Через некоторое время золото закончилось. И однажды дедушка исчез. Вскоре мама обнаружила записку, в которой 72-летний Аркадий Моисеевич сообщал о своем уходе: чтобы не мешать нам спасаться, он решил отправиться куда-нибудь подальше, где никто не помешает ему принять яд. У него были больные ноги, он, бедный, не хотел быть обузой. В записке дедушка указал адрес своей знакомой Акулины Сукало, жившей на территории Киево-Печерской лавры. Больше дедушку мы не видели.

Прятались отдельно: тетя Берта — у своей бывшей сослуживицы Аллы Косминской. Мы с мамой — у Акулины Сукало. У нее был слепой муж Роман и две девочки. Акулина работала на фабрике галантереи — нанизывала бусы. Пробыли мы у них три-четыре дня. Потом дядя Роман заявил, чтобы мы убирались, иначе он нас выдаст. От них мы перешли к соседке, с которой договорилась Акулина. Сидели безвылазно и бесшумно. Дважды заходил полицай. Во время его визитов мы с мамой забирались под кровать. Слава Богу, он туда не заглядывал.

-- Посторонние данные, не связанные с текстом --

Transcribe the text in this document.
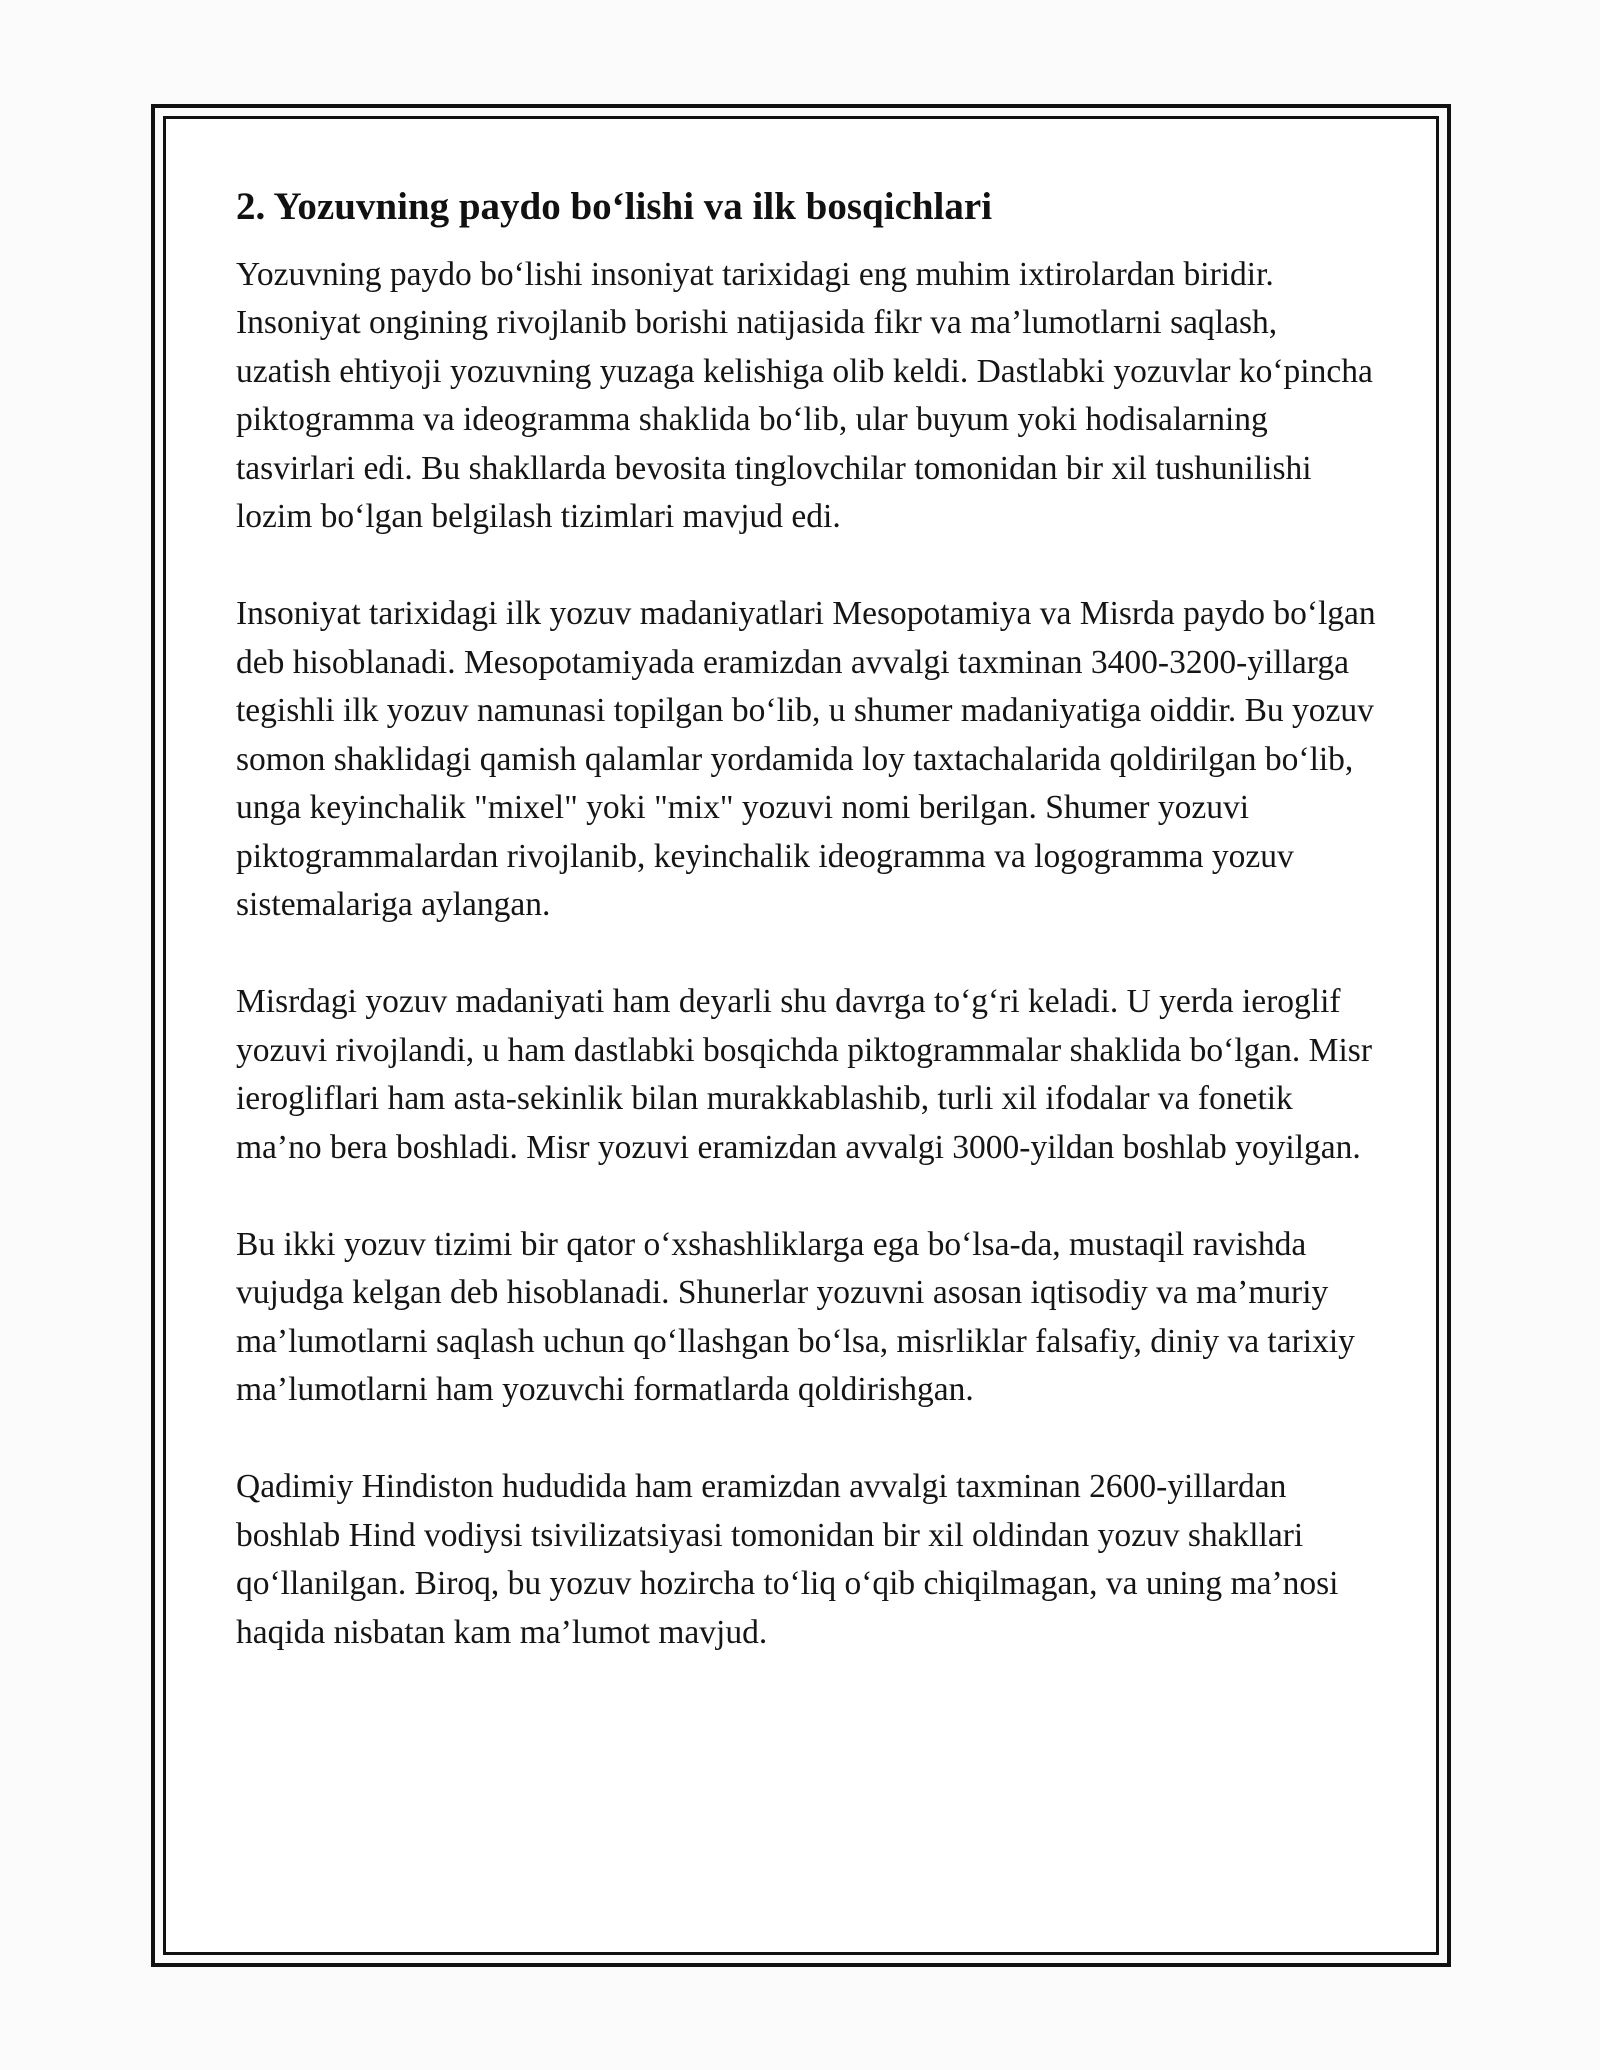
2. Yozuvning paydo bo‘lishi va ilk bosqichlari

Yozuvning paydo bo‘lishi insoniyat tarixidagi eng muhim ixtirolardan biridir. Insoniyat ongining rivojlanib borishi natijasida fikr va ma’lumotlarni saqlash, uzatish ehtiyoji yozuvning yuzaga kelishiga olib keldi. Dastlabki yozuvlar ko‘pincha piktogramma va ideogramma shaklida bo‘lib, ular buyum yoki hodisalarning tasvirlari edi. Bu shakllarda bevosita tinglovchilar tomonidan bir xil tushunilishi lozim bo‘lgan belgilash tizimlari mavjud edi.

Insoniyat tarixidagi ilk yozuv madaniyatlari Mesopotamiya va Misrda paydo bo‘lgan deb hisoblanadi. Mesopotamiyada eramizdan avvalgi taxminan 3400-3200-yillarga tegishli ilk yozuv namunasi topilgan bo‘lib, u shumer madaniyatiga oiddir. Bu yozuv somon shaklidagi qamish qalamlar yordamida loy taxtachalarida qoldirilgan bo‘lib, unga keyinchalik "mixel" yoki "mix" yozuvi nomi berilgan. Shumer yozuvi piktogrammalardan rivojlanib, keyinchalik ideogramma va logogramma yozuv sistemalariga aylangan.

Misrdagi yozuv madaniyati ham deyarli shu davrga to‘g‘ri keladi. U yerda ieroglif yozuvi rivojlandi, u ham dastlabki bosqichda piktogrammalar shaklida bo‘lgan. Misr ierogliflari ham asta-sekinlik bilan murakkablashib, turli xil ifodalar va fonetik ma’no bera boshladi. Misr yozuvi eramizdan avvalgi 3000-yildan boshlab yoyilgan.

Bu ikki yozuv tizimi bir qator o‘xshashliklarga ega bo‘lsa-da, mustaqil ravishda vujudga kelgan deb hisoblanadi. Shunerlar yozuvni asosan iqtisodiy va ma’muriy ma’lumotlarni saqlash uchun qo‘llashgan bo‘lsa, misrliklar falsafiy, diniy va tarixiy ma’lumotlarni ham yozuvchi formatlarda qoldirishgan.

Qadimiy Hindiston hududida ham eramizdan avvalgi taxminan 2600-yillardan boshlab Hind vodiysi tsivilizatsiyasi tomonidan bir xil oldindan yozuv shakllari qo‘llanilgan. Biroq, bu yozuv hozircha to‘liq o‘qib chiqilmagan, va uning ma’nosi haqida nisbatan kam ma’lumot mavjud.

*Фашистский солдат-мародер роется в вещах расстрелянных в Бабьем Яру людей. Свой Бабий Яр был чуть ли не во всех городах и селах, переживших оккупацию

-Однажды мы сидели у плотно занавешенного окна. Мама, отодвинув занавеску, выглянула на улицу. А там, напротив окна, играли дочери слепого. И вдруг одна из них как заорет: «Кукареку, кукареку! Пошла курочка в аптеку. Курочка больная! Тетя Рая, тетя Рая!..» Через минуту в дом зашел слепой: «Если вы не уберетесь немедленно, я буду вынужден выдать вас властям!..» Пришлось уйти. Мама была в таком состоянии, что сама была готова сдаться полиции. Да меня пожалела. Впрочем, в душе я была даже рада, что мы покинули этот дом. Хозяйка — старая дева, горбунья, была очень злая. Однажды ударила меня за какую-то шалость. Мама вынуждена была стерпеть. Я и сейчас вспоминаю об этом всем с содроганием.

После ухода от горбуньи нам надо было пройти из одного конца Киева в другой, в район Куреневки. Там скрывалась тетя Берта. Мы долго шли какими- то окраинами, стараясь придерживаться самых глухих мест. Одну ночь просидели на скамейке в темном скверике. Уже была осень, ночи стояли очень холодные. На следующий день шли под проливным дождем. Промокли до нитки. У нас не было денег, чтобы купить хоть какую-нибудь еду. Да и где купить? Я нашла на дороге луковицу и сгрызла.

Когда зашли к какой-то женщине напиться воды, она положила нам в бумажный кулек перловой каши. Мы с мамой шли по дороге, брали руками ту кашу из кулька и ели. Наконец нашли тетю Берту. Ее знакомая Олеся Качалова организовала тете и маме за солидное вознаграждение фальшивые документы — то ли паспорта, то ли справки, в которых одна значилась грузинкой, другая — русской. Затем несколько дней теснились у тетиной подруги Аллы Косминской. Какой это был верный человек! Мы и после войны с ней дружили, до самой ее смерти.

Мама вскоре отыскала мою бабушку по папиной линии, которая отвела меня в церковь и окрестила. Мне так понравилось в церкви! Я обежала ее всю, расцеловала все, что там видела, чем привела в восторг батюшку. После этого мы пешком ушли из Киева в поисках села поотдаленнее и поглуше. Путь был долгим. Но Бог хранил нас от встреч с немцами, полицаями и недобрыми людьми.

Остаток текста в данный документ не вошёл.